One of the first things Greg Tatis did after taking over Charleston Artisan Cheesehouse in 2013 was to enter the company’s products in national competition. Sealing up his shipment to the U.S. Championship Cheese Contest, he knew he didn’t stand a chance of winning.
“We just wanted to know someone’s opinion other than what we were getting at the market,” Tatis says. “I wanted someone to taste it. And they told us what they thought the cheese needed, and it helped.”
Charleston Artisan Cheesehouse has been a popular farmers market vendor for the past five years, but Tatis believes its bloomy-rind cheeses, hand-whipped cream cheeses and other creations have improved dramatically since he’s begun delving into the science of salinity, pH levels and aging.
“Like the camembert, if it’s not properly rotated or if there’s too much moisture, it can develop an ammonia aroma,” he says. “It’s not a desirable kind of aroma. And for what we were doing, that had to stop.”
Under the mentorship of an Ontario cheesemaker who started out supplying Charleston Artisan Cheesehouse with cultures, the only nonlocal ingredient that ends up in the company’s cheese, Tatis has made a slew of needed adjustments. “It was a good product,” he says of earlier iterations. “Now it’s a really good product.”

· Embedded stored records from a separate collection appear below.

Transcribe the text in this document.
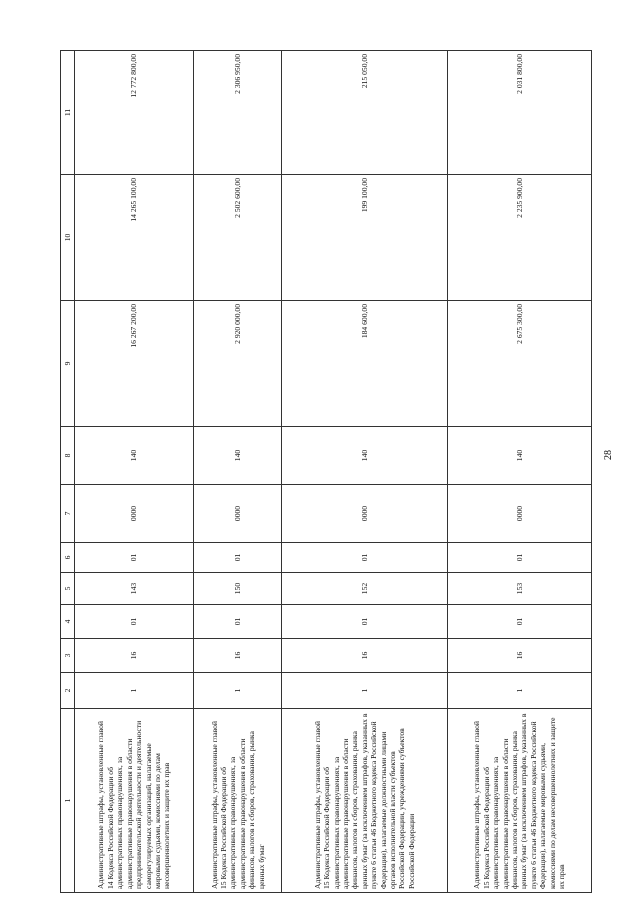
28
1	2	3	4	5	6	7	8	9	10	11
Административные штрафы, установленные главой 14 Кодекса Российской Федерации об административных правонарушениях, за административные правонарушения в области предпринимательской деятельности и деятельности саморегулируемых организаций, налагаемые мировыми судьями, комиссиями по делам несовершеннолетних и защите их прав	1	16	01	143	01	0000	140	16 267 200,00	14 265 100,00	12 772 800,00
Административные штрафы, установленные главой 15 Кодекса Российской Федерации об административных правонарушениях, за административные правонарушения в области финансов, налогов и сборов, страхования, рынка ценных бумаг	1	16	01	150	01	0000	140	2 920 000,00	2 502 600,00	2 306 950,00
Административные штрафы, установленные главой 15 Кодекса Российской Федерации об административных правонарушениях, за административные правонарушения в области финансов, налогов и сборов, страхования, рынка ценных бумаг (за исключением штрафов, указанных в пункте 6 статьи 46 Бюджетного кодекса Российской Федерации), налагаемые должностными лицами органов исполнительной власти субъектов Российской Федерации, учреждениями субъектов Российской Федерации	1	16	01	152	01	0000	140	184 600,00	199 100,00	215 050,00
Административные штрафы, установленные главой 15 Кодекса Российской Федерации об административных правонарушениях, за административные правонарушения в области финансов, налогов и сборов, страхования, рынка ценных бумаг (за исключением штрафов, указанных в пункте 6 статьи 46 Бюджетного кодекса Российской Федерации), налагаемые мировыми судьями, комиссиями по делам несовершеннолетних и защите их прав	1	16	01	153	01	0000	140	2 675 300,00	2 235 900,00	2 031 800,00
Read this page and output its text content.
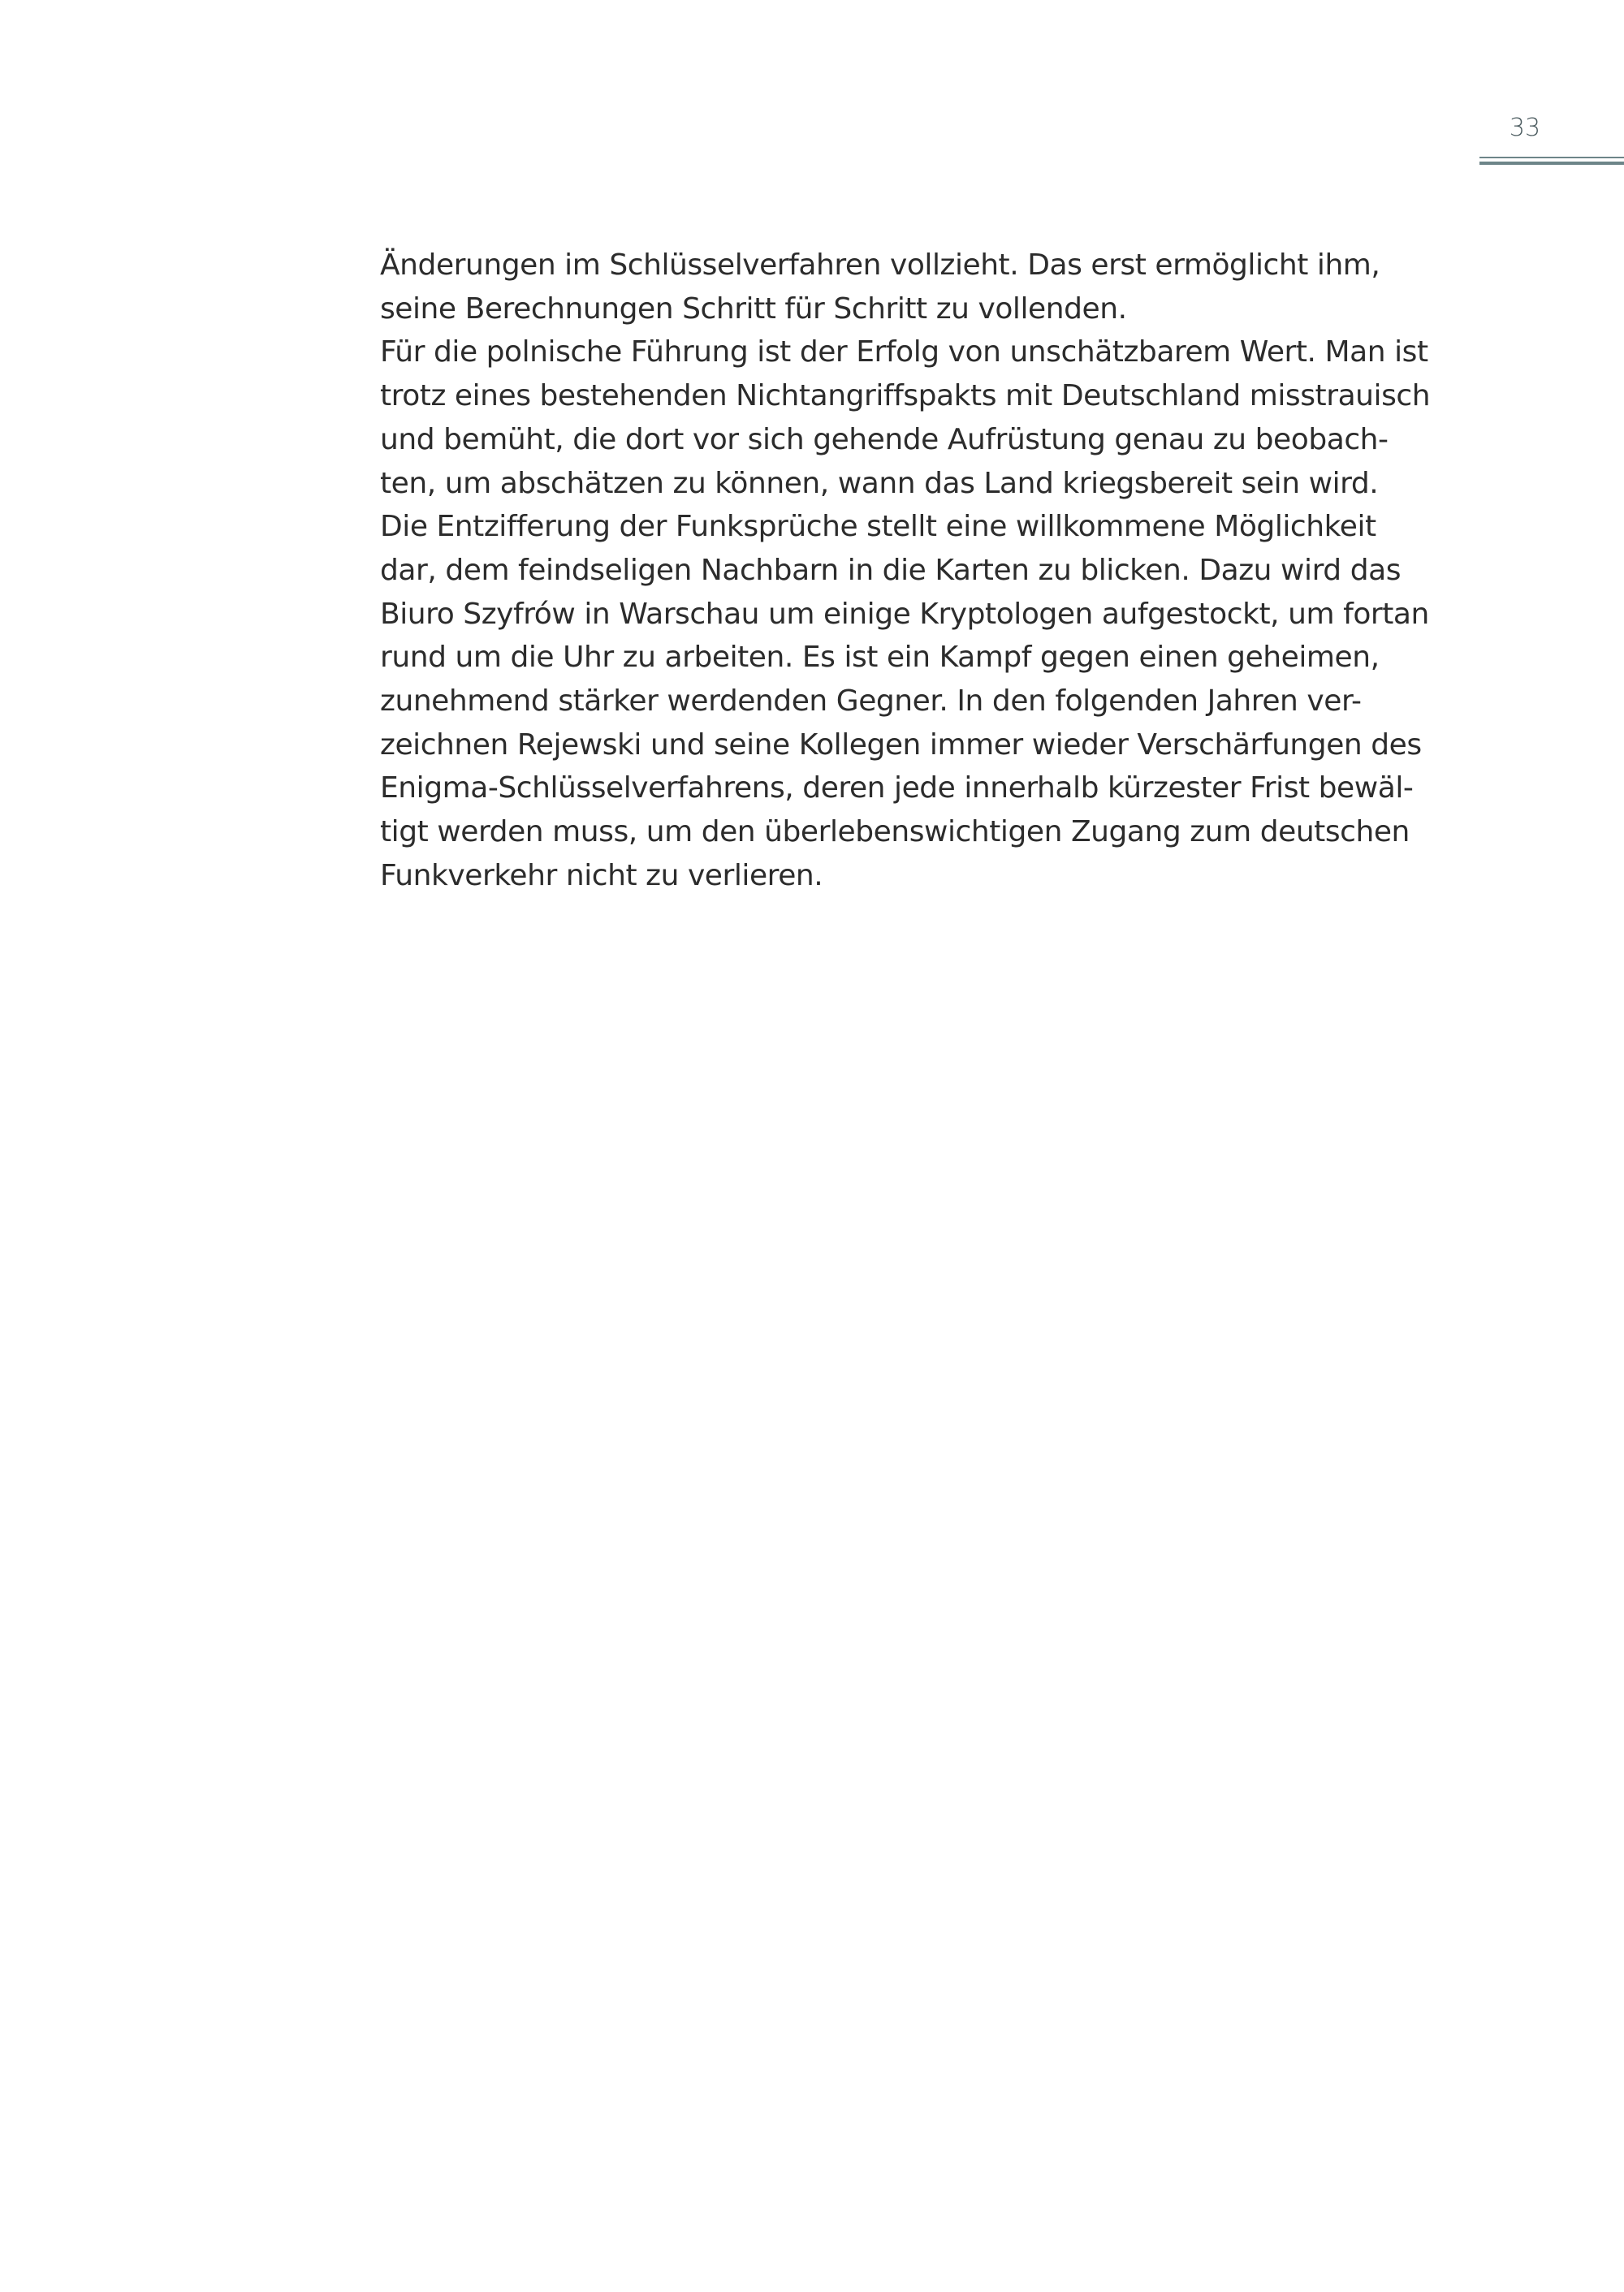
33
Änderungen im Schlüsselverfahren vollzieht. Das erst ermöglicht ihm,
seine Berechnungen Schritt für Schritt zu vollenden.
Für die polnische Führung ist der Erfolg von unschätzbarem Wert. Man ist
trotz eines bestehenden Nichtangriffspakts mit Deutschland misstrauisch
und bemüht, die dort vor sich gehende Aufrüstung genau zu beobach-
ten, um abschätzen zu können, wann das Land kriegsbereit sein wird.
Die Entzifferung der Funksprüche stellt eine willkommene Möglichkeit
dar, dem feindseligen Nachbarn in die Karten zu blicken. Dazu wird das
Biuro Szyfrów in Warschau um einige Kryptologen aufgestockt, um fortan
rund um die Uhr zu arbeiten. Es ist ein Kampf gegen einen geheimen,
zunehmend stärker werdenden Gegner. In den folgenden Jahren ver-
zeichnen Rejewski und seine Kollegen immer wieder Verschärfungen des
Enigma-Schlüsselverfahrens, deren jede innerhalb kürzester Frist bewäl-
tigt werden muss, um den überlebenswichtigen Zugang zum deutschen
Funkverkehr nicht zu verlieren.
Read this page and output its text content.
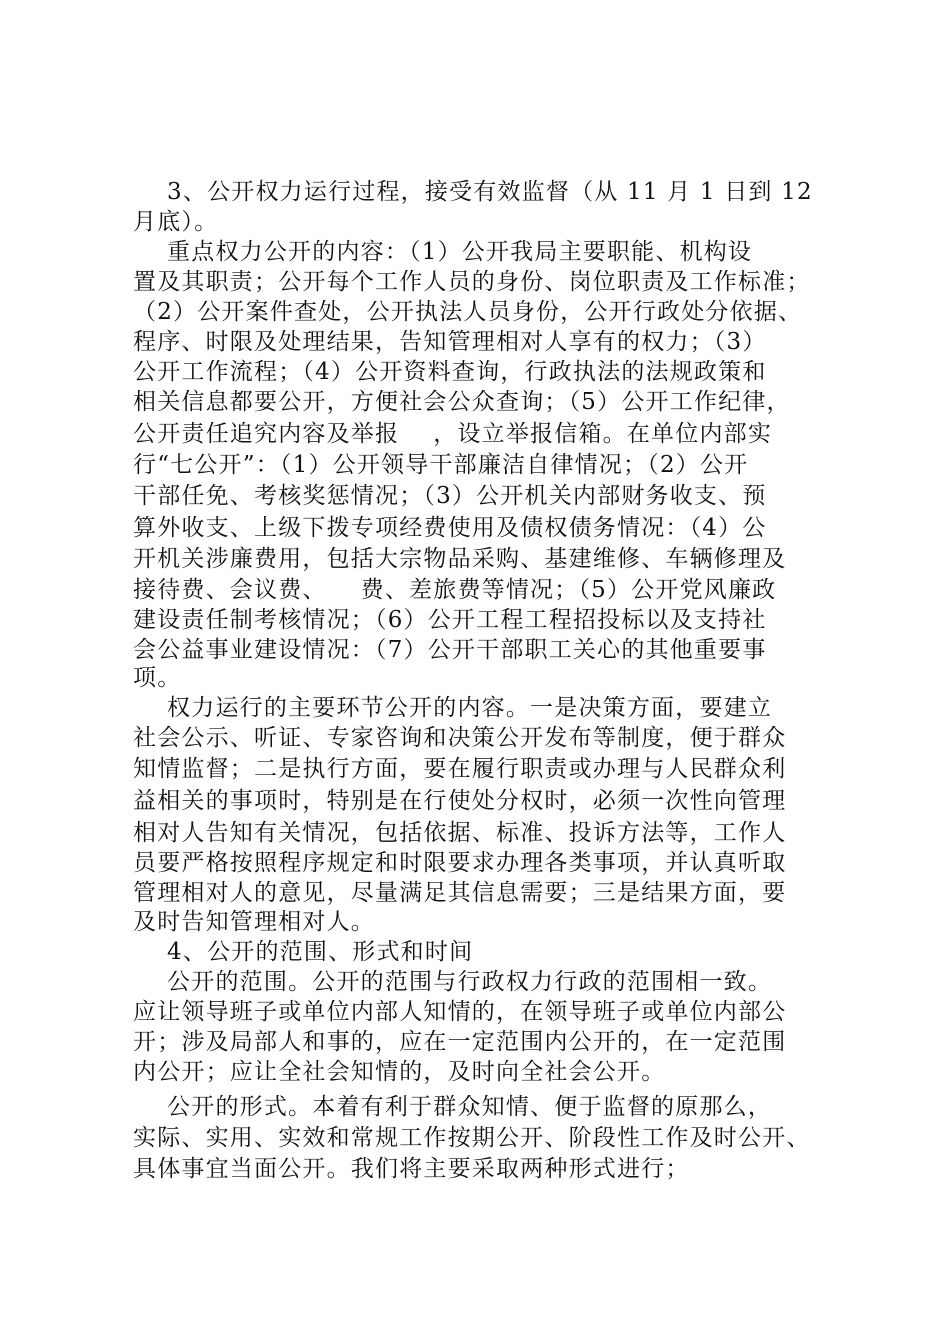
3、公开权力运行过程，接受有效监督（从 11 月 1 日到 12
月底）。
重点权力公开的内容：（1）公开我局主要职能、机构设
置及其职责；公开每个工作人员的身份、岗位职责及工作标准；
（2）公开案件查处，公开执法人员身份，公开行政处分依据、
程序、时限及处理结果，告知管理相对人享有的权力；（3）
公开工作流程；（4）公开资料查询，行政执法的法规政策和
相关信息都要公开，方便社会公众查询；（5）公开工作纪律，
公开责任追究内容及举报    ，设立举报信箱。在单位内部实
行“七公开”：（1）公开领导干部廉洁自律情况；（2）公开
干部任免、考核奖惩情况；（3）公开机关内部财务收支、预
算外收支、上级下拨专项经费使用及债权债务情况：（4）公
开机关涉廉费用，包括大宗物品采购、基建维修、车辆修理及
接待费、会议费、    费、差旅费等情况；（5）公开党风廉政
建设责任制考核情况；（6）公开工程工程招投标以及支持社
会公益事业建设情况：（7）公开干部职工关心的其他重要事
项。
权力运行的主要环节公开的内容。一是决策方面，要建立
社会公示、听证、专家咨询和决策公开发布等制度，便于群众
知情监督；二是执行方面，要在履行职责或办理与人民群众利
益相关的事项时，特别是在行使处分权时，必须一次性向管理
相对人告知有关情况，包括依据、标准、投诉方法等，工作人
员要严格按照程序规定和时限要求办理各类事项，并认真听取
管理相对人的意见，尽量满足其信息需要；三是结果方面，要
及时告知管理相对人。
4、公开的范围、形式和时间
公开的范围。公开的范围与行政权力行政的范围相一致。
应让领导班子或单位内部人知情的，在领导班子或单位内部公
开；涉及局部人和事的，应在一定范围内公开的，在一定范围
内公开；应让全社会知情的，及时向全社会公开。
公开的形式。本着有利于群众知情、便于监督的原那么，
实际、实用、实效和常规工作按期公开、阶段性工作及时公开、
具体事宜当面公开。我们将主要采取两种形式进行；
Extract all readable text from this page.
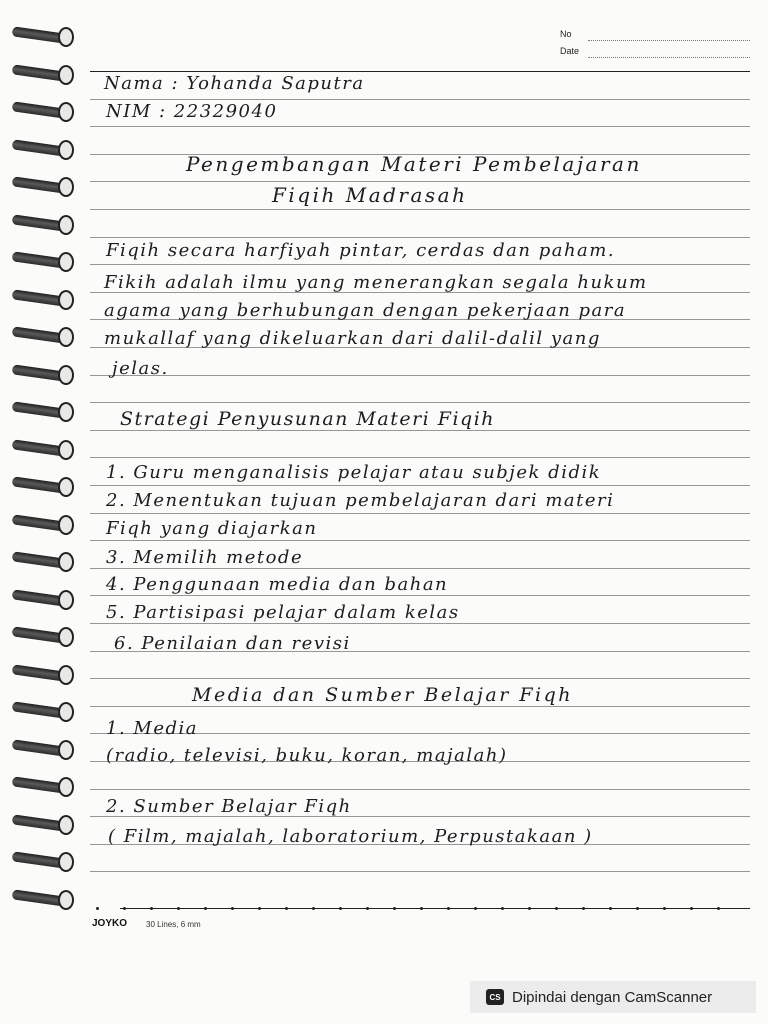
No
Date
Nama : Yohanda Saputra
NIM : 22329040
Pengembangan Materi Pembelajaran
Fiqih Madrasah
Fiqih secara harfiyah pintar, cerdas dan paham.
Fikih adalah ilmu yang menerangkan segala hukum
agama yang berhubungan dengan pekerjaan para
mukallaf yang dikeluarkan dari dalil-dalil yang
jelas.
Strategi Penyusunan Materi Fiqih
1. Guru menganalisis pelajar atau subjek didik
2. Menentukan tujuan pembelajaran dari materi
Fiqh yang diajarkan
3. Memilih metode
4. Penggunaan media dan bahan
5. Partisipasi pelajar dalam kelas
6. Penilaian dan revisi
Media dan Sumber Belajar Fiqh
1. Media
(radio, televisi, buku, koran, majalah)
2. Sumber Belajar Fiqh
( Film, majalah, laboratorium, Perpustakaan )
JOYKO 30 Lines, 6 mm
CS Dipindai dengan CamScanner
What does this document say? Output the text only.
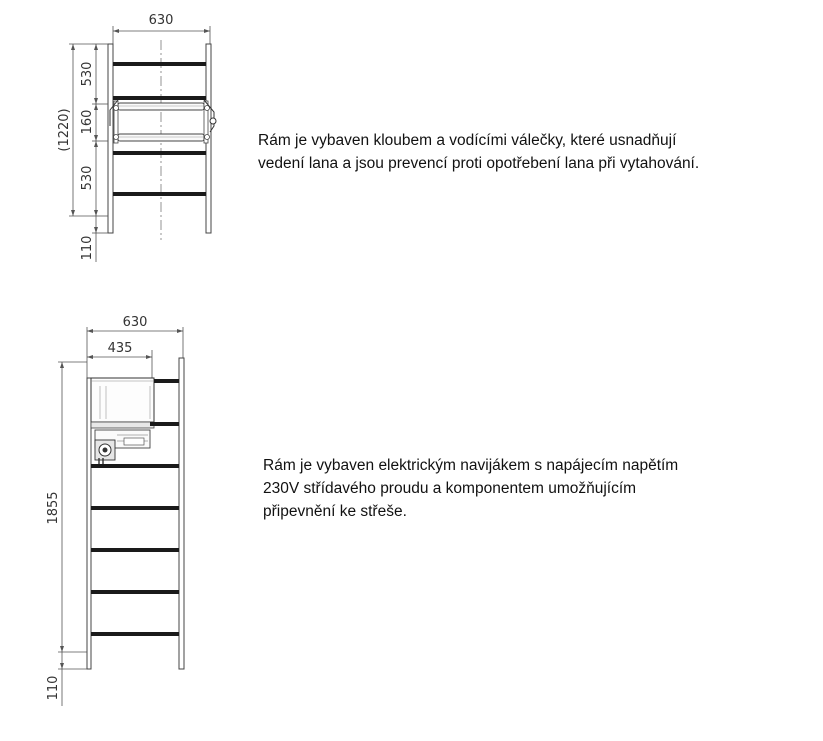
630
530
160
530
110
(1220)
630
435
1855
110
Rám je vybaven kloubem a vodícími válečky, které usnadňují
vedení lana a jsou prevencí proti opotřebení lana při vytahování.
Rám je vybaven elektrickým navijákem s napájecím napětím
230V střídavého proudu a komponentem umožňujícím
připevnění ke střeše.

Tatis first became involved in Charleston Artisan Cheesehouse at the behest of his boss at Southend Brewery. Five years ago, owner Keith Jones’ son was toying with the idea of cheesemaking, so Jones asked Tatis to lend his expertise to the enterprise. Although Tatis was then the restaurant’s general manager, he was previously the chef, having worked his way up from line cook.
“He hit the ground running,” Tatis says of Jared Jones. But within a few years, he lost interest in the race. “They were going to close the company, and I thought that was kind of crazy,” continues Tatis, who arranged to purchase the company. Last summer, he left Southend Brewery to make cheese full-time.
Very few of Tatis’ kitchen instincts were applicable to cheese, the production of which requires mathematical precision. Tatis’ wife, baker Monica Jaramillo-Tatis, was far more accustomed to dealing with chemistry in the deliciousness sphere. Still, Tatis mastered enough cheese knowledge to tackle tough subjects, such as rind development.
“We’ve been trying to perfect that nice thin rind,” he says.
Because Tatis and his partners, Pete and Heather Holmes, sell their products at farmers markets from Beaufort to Columbia, they were able to quickly gather feedback on Tatis’ efforts. “People actually noticed changes in the cheese,” he says.
The cheese lineup hasn’t changed much, but Tatis is now working on blue brie and cheddar. And if his mentor signs off on her sample, he’s hoping this year to debut an aged brie. He’s also exploring the possibility of opening a retail location.
Not in the cards for 2015 is a U.S. Championship Cheese Contest prize. This time around, Tatis didn’t prepare a submission.
“We’re just trying to get everything perfected,” he says.